「だから、宇宙人は絶対にいるのさ」
赤い服の友人が言った。
「俺は、いないと思うな。だって誰も見たことないじゃん」
緑の服の友人が言った。
二人の間で僕は黙っていた。この話題に入る気分じゃなかったからだ。
僕たちくらいの子供だと、宇宙人がいるのかいないのかを学校からの帰り道で真剣に議論できる。赤服が言う。
「だってさあ、空にはあんなにたくさんの星があるんだぜ。だったら俺たちみたいな生物が住んでいる可能性があるじゃないか」
「いや、そうじゃないよ」緑服が応戦する。「いつだったか、担任の先生が言ってたじゃないか。広い宇宙の中で、俺たちが生まれたのは奇跡的なことだったって。だから宇宙人がいないと考える方がふつうなんだよ」
「うーん。ということは、もしだよ、もし宇宙人がいたとしたら、俺たちと同じような格好をしているわけか?」
「何でだよ」
「だって俺たちの祖先が生まれたのは奇跡的なことなんだろ? だとしたら、宇宙人がいたらそれも奇跡的に生まれたわけだろ? だったら俺たちと似ていてもおかしくないじゃないか」
「ああ、そうだね、それは言えるかもね。でもさ、そうなると、どうやって宇宙人かどうかを見分けるわけ?」
「うーん」
赤服と緑服の両方が、うなっている。大きな問題に遭遇して悩んでいるといった顔だ。そこで僕が言った。
「宇宙人は特別な宇宙船に乗ってくるんじゃないの?」
「そ、そうだよ!」赤服だ。「宇宙からくるから宇宙人なんだ。だったら俺たちが今まで見たこともないような乗り物でやってくるに違いない。それに乗ってくるヤツが宇宙人だ」
「そうか、そうだよな。だって遠い星からくるんだから、俺たちの親が毎日乗ってるような乗り物とは全く違うはずだよね。今日は、さえてるじゃん」
緑服が僕を見て言う。「さえてる」と言われてちょっとうれしかったが、もう、この話題から離れたかった。

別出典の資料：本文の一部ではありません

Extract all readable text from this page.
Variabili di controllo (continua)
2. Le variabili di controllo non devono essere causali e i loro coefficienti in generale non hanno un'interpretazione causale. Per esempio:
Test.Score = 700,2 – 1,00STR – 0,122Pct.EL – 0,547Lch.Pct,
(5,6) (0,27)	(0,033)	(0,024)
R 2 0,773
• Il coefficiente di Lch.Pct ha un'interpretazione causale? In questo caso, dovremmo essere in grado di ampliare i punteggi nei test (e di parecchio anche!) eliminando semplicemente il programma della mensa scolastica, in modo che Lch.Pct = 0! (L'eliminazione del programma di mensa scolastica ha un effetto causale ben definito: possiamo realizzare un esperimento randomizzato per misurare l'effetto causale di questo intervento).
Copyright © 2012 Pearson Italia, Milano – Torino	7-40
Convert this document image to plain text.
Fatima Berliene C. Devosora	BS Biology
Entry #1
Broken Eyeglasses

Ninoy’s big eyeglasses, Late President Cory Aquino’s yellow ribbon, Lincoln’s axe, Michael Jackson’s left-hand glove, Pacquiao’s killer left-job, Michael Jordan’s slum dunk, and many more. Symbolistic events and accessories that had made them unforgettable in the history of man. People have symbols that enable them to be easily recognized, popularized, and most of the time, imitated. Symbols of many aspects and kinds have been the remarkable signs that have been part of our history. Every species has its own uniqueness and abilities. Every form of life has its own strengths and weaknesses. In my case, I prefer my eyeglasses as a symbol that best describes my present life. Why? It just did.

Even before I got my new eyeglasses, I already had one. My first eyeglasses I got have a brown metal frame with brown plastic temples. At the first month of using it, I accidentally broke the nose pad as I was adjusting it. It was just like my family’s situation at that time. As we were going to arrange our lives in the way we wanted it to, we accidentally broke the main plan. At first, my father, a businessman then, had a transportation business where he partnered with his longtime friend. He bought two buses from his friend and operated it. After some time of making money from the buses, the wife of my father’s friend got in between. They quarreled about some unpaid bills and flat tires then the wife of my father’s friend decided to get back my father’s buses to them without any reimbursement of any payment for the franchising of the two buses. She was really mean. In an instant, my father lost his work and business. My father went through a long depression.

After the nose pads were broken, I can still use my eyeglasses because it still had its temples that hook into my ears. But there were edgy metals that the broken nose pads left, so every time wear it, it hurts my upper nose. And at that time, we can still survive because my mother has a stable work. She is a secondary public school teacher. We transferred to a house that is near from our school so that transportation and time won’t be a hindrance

そのとき、僕たちのすぐ上でキーンという金属音がした。見ると直径五メートルくらいの円盤が近づいてくる。窓越しに誰かが手を振っている。
「あ、ママが迎えに来てくれた」
赤服が言う。その言葉が終わらないうちに、円盤は赤服の近くで止まり、彼を乗せて飛び立ってしまった。同じように緑服も「ママ」のお迎え円盤で帰っていった。
一人になった僕は、つぶやいた。
「お前たちが宇宙人なんだよ」
辺境の星に一家でたどり着いた地球人である僕の一家。今さら自分が地球人--つまりこの星から言えば宇宙人であるとは言えないで、毎日を過ごしていたのだった。